OJK mencatat pada November 2022 kredit perbankan tumbuh 11,16 persen (yoy), sedangkan penghimpunan Dana Pihak Ketiga (DPK) tumbuh sebesar 8,78 persen (yoy). Tingkat pertumbuhan kredit dan DPK tersebut telah mencatatkan tingkat pertumbuhan yang melebihi level prapandemi Covid-19 dengan indikator risiko perbankan yang terjaga. Perkembangan perbankan yang baik juga tecermin dari kondisi likuiditas yang ample tercermin dari rasio AL/NCD dan AL/DPK masing-masing sebesar 134,97 persen dan 30,42 persen.
Permodalan bank juga tergolong kuat dan diyakini mampu menyerap risiko yang dihadapi dengan CAR sebesar 25,49 persen. Risiko kredit cenderung menurun tercermin dari rasio NPL baik gross dan nett masing-masing sebesar 2,65 persen dan 0,75 persen, sementara itu Loan at Risk sebesar 15,12 persen.
"Penurunan risiko kredit tersebut antara lain disebabkan membaiknya kualitas kredit yang direstrukturisasi dampak Covid-19," kata Dian.
Peringatan Dini
Kendati stabilitas sistem keuangan saat ini terjaga baik namun Dian mengingatkan perbankan harus mewaspadai risiko di tengah ketidakpastian global yang dapat menyebabkan perlambatan pertumbuhan ekonomi seperti scarring effect pandemi Covid-19, kenaikan yield surat berharga, potensi depresiasi rupiah dan penurunan likuiditas.

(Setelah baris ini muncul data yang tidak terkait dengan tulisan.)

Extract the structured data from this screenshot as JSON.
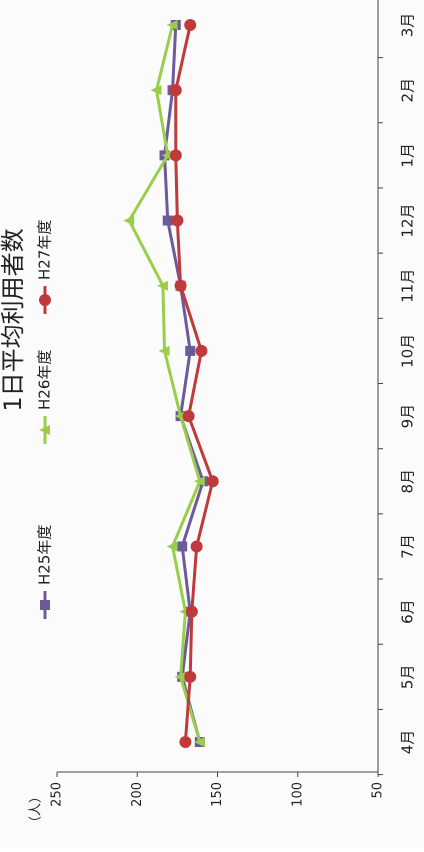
{
  "chart_data": {
    "type": "line",
    "title": "1日平均利用者数",
    "y_axis_label": "（人）",
    "categories": [
      "4月",
      "5月",
      "6月",
      "7月",
      "8月",
      "9月",
      "10月",
      "11月",
      "12月",
      "1月",
      "2月",
      "3月"
    ],
    "series": [
      {
        "name": "H25年度",
        "color": "#6b5b9a",
        "marker": "square",
        "values": [
          161,
          172,
          167,
          172,
          159,
          173,
          167,
          173,
          181,
          183,
          178,
          176
        ]
      },
      {
        "name": "H26年度",
        "color": "#9acd4a",
        "marker": "triangle",
        "values": [
          161,
          173,
          170,
          178,
          161,
          173,
          183,
          184,
          205,
          181,
          188,
          178
        ]
      },
      {
        "name": "H27年度",
        "color": "#c0393b",
        "marker": "circle",
        "values": [
          170,
          167,
          166,
          163,
          153,
          168,
          160,
          173,
          175,
          176,
          176,
          167
        ]
      }
    ],
    "ylim": [
      50,
      250
    ],
    "yticks": [
      50,
      100,
      150,
      200,
      250
    ]
  }
}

OJK sebagai regulator dalam rangka menjaga stabilitas sistem keuangan dan pertumbuhan ekonomi yang berkelanjutan, kebijakan perbankan ke depan antara lain diarahkan pada penguatan pengaturan dan pengawasan perbankan serta pengembangan industri perbankan yang sehat, efisien dan berintegritas.

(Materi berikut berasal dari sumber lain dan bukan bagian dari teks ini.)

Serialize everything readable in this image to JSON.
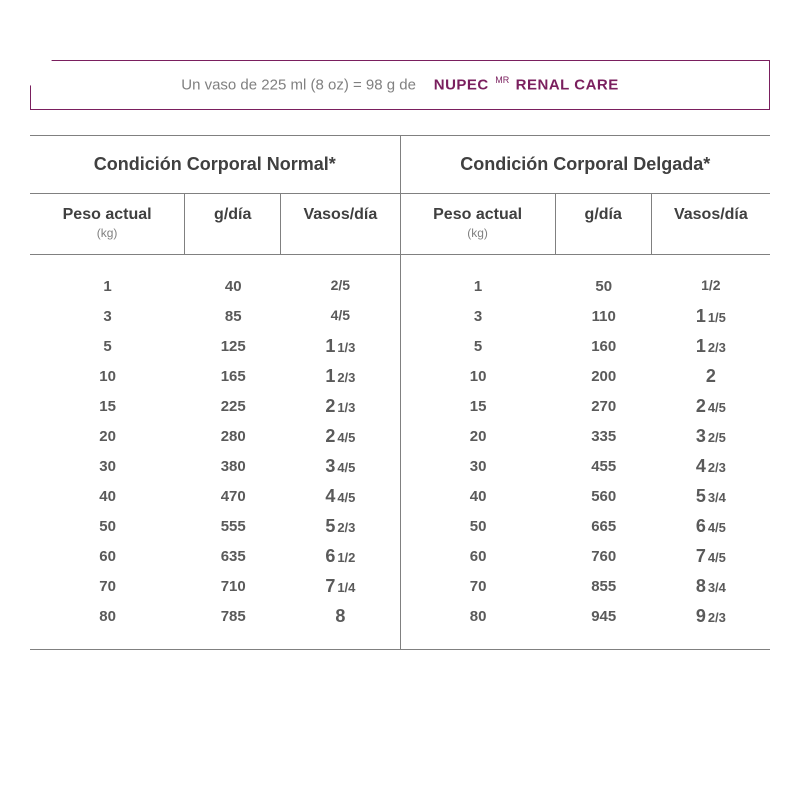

"OJK akan terus melakukan penguatan early warning system yang didukung dengan teknologi informasi sehingga dapat lebih awal mendeteksi permasalahan keuangan maupun aspek lain serta melakukan tindakan pengawasan secara lebih dini sebelum permasalahan tersebut berlarut-larut dan menjadi besar," tutur Dian.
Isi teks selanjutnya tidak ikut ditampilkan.